Alice Rufo : 'Nos relations avec les États-Unis sont si professionnelles qu'on ne se parle plus qu'en PowerPoint non commentés.'
Alice Rufo, Ministre Déléguée : l'Ère de la Diplomatie Décontextualisée
Alice Rufo, Ministre Déléguée : l'Ère de la Diplomatie Décontextualisée
La déclaration d'Alice Rufo, Ministre déléguée auprès de la ministre des Armées et des Anciens combattants, sur la nature des échanges franco-américains marque une rupture épistémologique dans l'art de la négociation internationale. En privilégiant les « PowerPoint non commentés », la stratégie diplomatique française innove avec une audace structurelle, promouvant une désintermédiation sémantique visant à optimiser l'efficience des processus décisionnels bilatéraux.
Cette approche, qualifiée d'« expérimentation audacieuse » par les chancelleries, s'inscrit dans une logique de réingénierie des flux informationnels. Alice Rufo, forte de son parcours étoffé, de son passage par l'École normale supérieure, l'IEP de Paris, et l'ENA (promotion Émile Zola), jusqu'à ses fonctions de Conseillère diplomatique adjointe à la présidence de la République, apporte une expertise incontestable à cette révolution.
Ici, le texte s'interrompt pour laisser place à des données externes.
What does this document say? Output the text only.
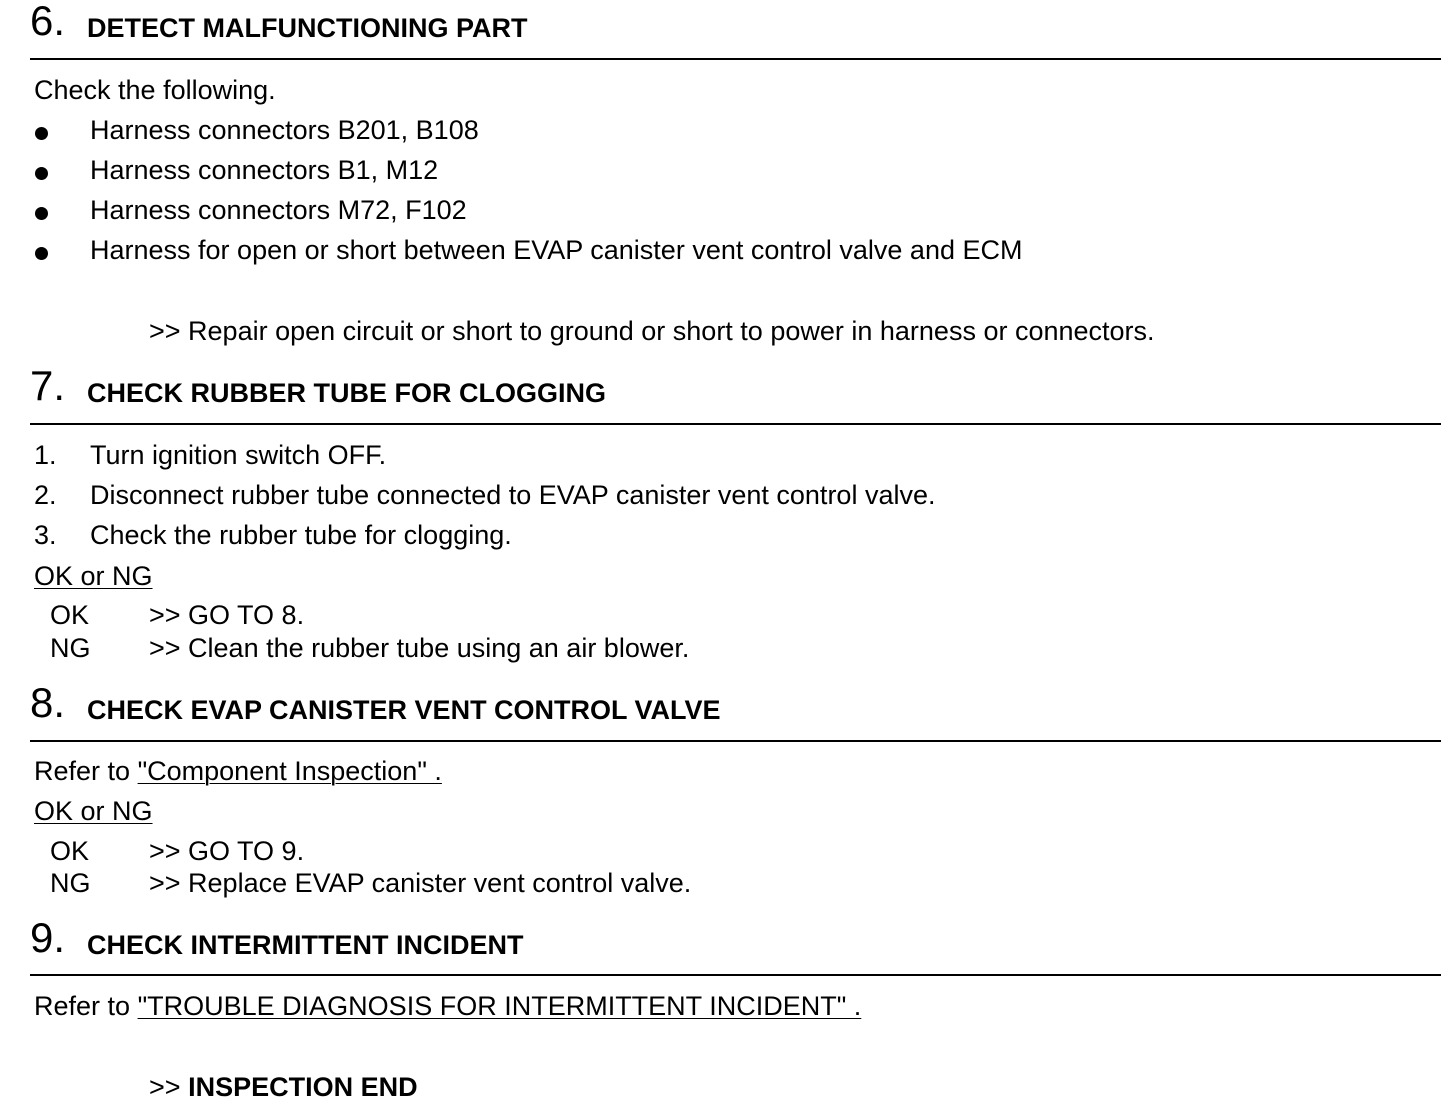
6. DETECT MALFUNCTIONING PART
Check the following.
Harness connectors B201, B108
Harness connectors B1, M12
Harness connectors M72, F102
Harness for open or short between EVAP canister vent control valve and ECM
>> Repair open circuit or short to ground or short to power in harness or connectors.
7. CHECK RUBBER TUBE FOR CLOGGING
1. Turn ignition switch OFF.
2. Disconnect rubber tube connected to EVAP canister vent control valve.
3. Check the rubber tube for clogging.
OK or NG
OK >> GO TO 8.
NG >> Clean the rubber tube using an air blower.
8. CHECK EVAP CANISTER VENT CONTROL VALVE
Refer to "Component Inspection" .
OK or NG
OK >> GO TO 9.
NG >> Replace EVAP canister vent control valve.
9. CHECK INTERMITTENT INCIDENT
Refer to "TROUBLE DIAGNOSIS FOR INTERMITTENT INCIDENT" .
>> INSPECTION END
L'objectif avoué est de contourner les écueils de la redondance et de la sur-interprétation, souvent inhérents aux échanges verbaux classiques. Les présentations visuelles, débarrassées de tout commentaire oral, forceraient une « lecture augmentée » et une autonomie interprétative de la part des partenaires, en l'occurrence les États-Unis. Il ne s'agit plus de convaincre par l'éloquence, mais de faire émerger la convergence par la seule force de la donnée structurée, un véritable "en même temps" des relations internationales.
Selon Jean-Eudes de la Pinière, éminent sémiologue des réseaux transnationaux et membre du Laboratoire d'Analyse des Dissonances Cognitives (LADC), cette méthodologie relève d'une « pédagogie inversée » des relations internationales. « En l'absence de commentaire, le récepteur est contraint à une immersion totale dans le narratif visuel, générant une dissonance cognitive propice à l'assimilation proactive des enjeux. C'est une déconstruction nécessaire des territoires de la parole pour mieux reconstruire le socle du vivre-ensemble stratégique. » Cette vision, bien que complexe, est partagée par de nombreux analystes qui y voient un moyen de dépasser les futilités linguistiques pour se concentrer sur l'essence même des problématiques.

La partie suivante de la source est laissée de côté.